The Mole Agent (Chile), directed by Maite Alberdi, is the hardest of the four films to fit into a pre-existing box, but it’s also the lightest, and probably the slightest. It’s a documentary that’s set up like a detective film: a man in his ‘80s is hired by a detective agency to go undercover in a care home, where he investigates alleged elder abuse. It starts off as a wacky comedy, with jaunty music and scenes of the old man trying to figure out how to work WhatsApp. But it ends on a note more melancholy than comical, highlighting the loneliness of older people in care homes who are rarely visited by their relatives.
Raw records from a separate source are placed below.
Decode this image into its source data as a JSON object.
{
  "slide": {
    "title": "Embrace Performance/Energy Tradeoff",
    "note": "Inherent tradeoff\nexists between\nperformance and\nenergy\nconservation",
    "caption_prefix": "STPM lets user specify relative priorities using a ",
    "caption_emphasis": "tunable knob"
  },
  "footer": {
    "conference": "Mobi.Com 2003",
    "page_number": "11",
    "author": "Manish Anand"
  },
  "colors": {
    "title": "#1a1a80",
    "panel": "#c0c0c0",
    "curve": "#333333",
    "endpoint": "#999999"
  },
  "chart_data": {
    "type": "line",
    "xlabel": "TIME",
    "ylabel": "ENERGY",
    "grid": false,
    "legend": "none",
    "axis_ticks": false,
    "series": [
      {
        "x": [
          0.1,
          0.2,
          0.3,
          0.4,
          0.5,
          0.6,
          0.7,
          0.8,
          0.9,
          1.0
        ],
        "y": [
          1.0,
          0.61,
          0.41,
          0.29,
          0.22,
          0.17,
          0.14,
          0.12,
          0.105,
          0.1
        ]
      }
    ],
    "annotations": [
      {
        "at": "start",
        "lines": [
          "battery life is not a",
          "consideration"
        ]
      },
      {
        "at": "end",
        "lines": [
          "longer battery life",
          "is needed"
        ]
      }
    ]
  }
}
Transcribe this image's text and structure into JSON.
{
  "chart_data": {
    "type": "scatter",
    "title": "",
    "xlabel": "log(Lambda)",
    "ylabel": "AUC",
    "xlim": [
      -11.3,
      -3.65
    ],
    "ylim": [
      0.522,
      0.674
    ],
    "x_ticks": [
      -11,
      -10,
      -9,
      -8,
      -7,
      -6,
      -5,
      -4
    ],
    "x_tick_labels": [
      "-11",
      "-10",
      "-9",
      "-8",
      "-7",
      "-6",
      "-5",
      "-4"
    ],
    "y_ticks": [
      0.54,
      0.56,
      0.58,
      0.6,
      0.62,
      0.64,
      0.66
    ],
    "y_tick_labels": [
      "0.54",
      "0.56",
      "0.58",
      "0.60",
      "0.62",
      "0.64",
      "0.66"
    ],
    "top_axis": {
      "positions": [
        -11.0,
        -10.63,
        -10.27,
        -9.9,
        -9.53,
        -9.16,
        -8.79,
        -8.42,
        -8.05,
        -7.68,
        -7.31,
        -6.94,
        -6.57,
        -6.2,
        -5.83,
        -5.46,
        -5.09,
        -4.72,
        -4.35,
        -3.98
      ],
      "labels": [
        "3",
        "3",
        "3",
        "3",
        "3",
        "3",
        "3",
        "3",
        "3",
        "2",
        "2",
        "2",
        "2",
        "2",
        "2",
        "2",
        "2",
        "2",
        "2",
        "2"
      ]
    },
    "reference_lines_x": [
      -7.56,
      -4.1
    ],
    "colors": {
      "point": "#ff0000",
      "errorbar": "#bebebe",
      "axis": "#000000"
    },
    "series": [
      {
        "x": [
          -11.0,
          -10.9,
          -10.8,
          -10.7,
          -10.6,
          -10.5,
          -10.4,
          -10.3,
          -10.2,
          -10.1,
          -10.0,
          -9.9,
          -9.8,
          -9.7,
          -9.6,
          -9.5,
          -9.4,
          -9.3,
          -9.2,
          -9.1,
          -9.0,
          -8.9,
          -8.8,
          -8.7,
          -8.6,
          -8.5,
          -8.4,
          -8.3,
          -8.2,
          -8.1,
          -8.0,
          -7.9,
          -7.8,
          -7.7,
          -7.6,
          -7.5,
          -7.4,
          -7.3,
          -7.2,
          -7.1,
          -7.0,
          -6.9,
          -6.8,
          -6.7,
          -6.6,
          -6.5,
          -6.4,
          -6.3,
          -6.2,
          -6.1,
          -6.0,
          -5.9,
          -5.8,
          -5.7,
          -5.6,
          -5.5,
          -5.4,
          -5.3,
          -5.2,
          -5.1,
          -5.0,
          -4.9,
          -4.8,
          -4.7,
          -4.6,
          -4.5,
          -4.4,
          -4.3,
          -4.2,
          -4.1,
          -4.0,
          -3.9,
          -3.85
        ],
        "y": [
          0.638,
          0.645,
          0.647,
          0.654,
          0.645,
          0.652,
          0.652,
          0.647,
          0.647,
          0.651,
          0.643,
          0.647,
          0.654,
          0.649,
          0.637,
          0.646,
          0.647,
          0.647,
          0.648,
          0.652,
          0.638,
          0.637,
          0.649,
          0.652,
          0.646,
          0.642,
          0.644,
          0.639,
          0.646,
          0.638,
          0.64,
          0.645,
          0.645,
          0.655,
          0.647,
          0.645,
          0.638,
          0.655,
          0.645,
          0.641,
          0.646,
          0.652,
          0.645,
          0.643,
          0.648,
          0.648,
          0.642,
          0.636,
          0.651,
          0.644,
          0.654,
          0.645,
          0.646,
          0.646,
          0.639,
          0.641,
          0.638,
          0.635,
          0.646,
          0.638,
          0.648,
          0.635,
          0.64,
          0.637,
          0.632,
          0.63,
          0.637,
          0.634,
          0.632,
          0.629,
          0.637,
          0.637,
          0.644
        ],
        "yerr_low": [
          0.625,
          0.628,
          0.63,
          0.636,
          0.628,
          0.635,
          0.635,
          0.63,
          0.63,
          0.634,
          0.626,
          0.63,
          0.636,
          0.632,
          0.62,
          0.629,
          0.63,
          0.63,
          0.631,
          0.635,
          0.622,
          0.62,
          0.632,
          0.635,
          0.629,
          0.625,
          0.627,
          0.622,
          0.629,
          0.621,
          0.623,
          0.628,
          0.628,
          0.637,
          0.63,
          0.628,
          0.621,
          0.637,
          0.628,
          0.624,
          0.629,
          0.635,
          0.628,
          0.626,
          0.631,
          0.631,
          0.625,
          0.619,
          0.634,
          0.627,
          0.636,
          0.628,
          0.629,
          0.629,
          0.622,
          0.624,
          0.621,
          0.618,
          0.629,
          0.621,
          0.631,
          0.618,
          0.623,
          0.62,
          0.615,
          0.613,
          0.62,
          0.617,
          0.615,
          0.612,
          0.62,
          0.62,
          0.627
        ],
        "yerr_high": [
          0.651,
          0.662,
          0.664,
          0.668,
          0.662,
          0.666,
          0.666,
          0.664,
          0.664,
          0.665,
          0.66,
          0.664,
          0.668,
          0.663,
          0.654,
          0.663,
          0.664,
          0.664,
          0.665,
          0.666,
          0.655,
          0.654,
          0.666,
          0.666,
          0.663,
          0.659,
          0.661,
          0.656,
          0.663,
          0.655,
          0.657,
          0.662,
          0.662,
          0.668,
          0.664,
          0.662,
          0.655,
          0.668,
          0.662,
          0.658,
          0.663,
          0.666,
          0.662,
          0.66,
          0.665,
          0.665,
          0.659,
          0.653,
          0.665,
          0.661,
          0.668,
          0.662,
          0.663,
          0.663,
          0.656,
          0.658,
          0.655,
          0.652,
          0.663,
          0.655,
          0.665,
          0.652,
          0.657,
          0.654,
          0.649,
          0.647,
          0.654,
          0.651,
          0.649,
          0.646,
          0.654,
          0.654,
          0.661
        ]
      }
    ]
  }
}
It’s nowhere near as complex or layered as Quo Vadis, Aida?, Hope, or Charlatan, but it’s entertaining and goes down easy.
The also rans
The two female-directed films I was most disappointed to see left off the shortlist were Charter and True Mothers. They’re both character dramas about women grappling with motherhood — sadly a type of film that Oscar so often ignores, whether in English or not.
Charter (Sweden) was one of the best films of Sundance 2020, where it flew under the radar and has since struggled to get distribution in English-speaking territories. It’s a shame, because Amanda Kernell is one of the most exciting emerging directors, after her incredible debut, Sami Blood, and her psychologically complex followup, Charter. The film centres a morally questionable woman, Alice (Ane Dahl Torp), who abducts her two children for a charter trip to the Canary Islands in the middle of a custody dispute. Like Jan in Charlatan, we’re constantly wondering whether we should be on Alice’s side or not, although awards bodies tend to be a lot friendlier to male antiheroes than to female ones.
True Mothers (Japan) is the latest film from perennially underrated auteur Naomi Kawase, and it’s one of her best. At two hours and twenty minutes, it was the longest film I saw at TIFF 2020, and yet one of the only films that felt like it earned its length. Kawase offers an unusually nuanced look at adoption from two perspectives: the teenage girl who gives up her baby, and the middle-aged woman who adopts that child. It’s a smart, warm, and beautiful-looking film from a filmmaker in full control of her craft.
Yet Kawase has never been nominated for the International Feature Oscar, perhaps because her films are gentle, character-based, and often female-focused — and because she’s never made a film in English and got the recognition that entails. It goes to show that even in the more progressive International Feature category, certain stories are valued more than others.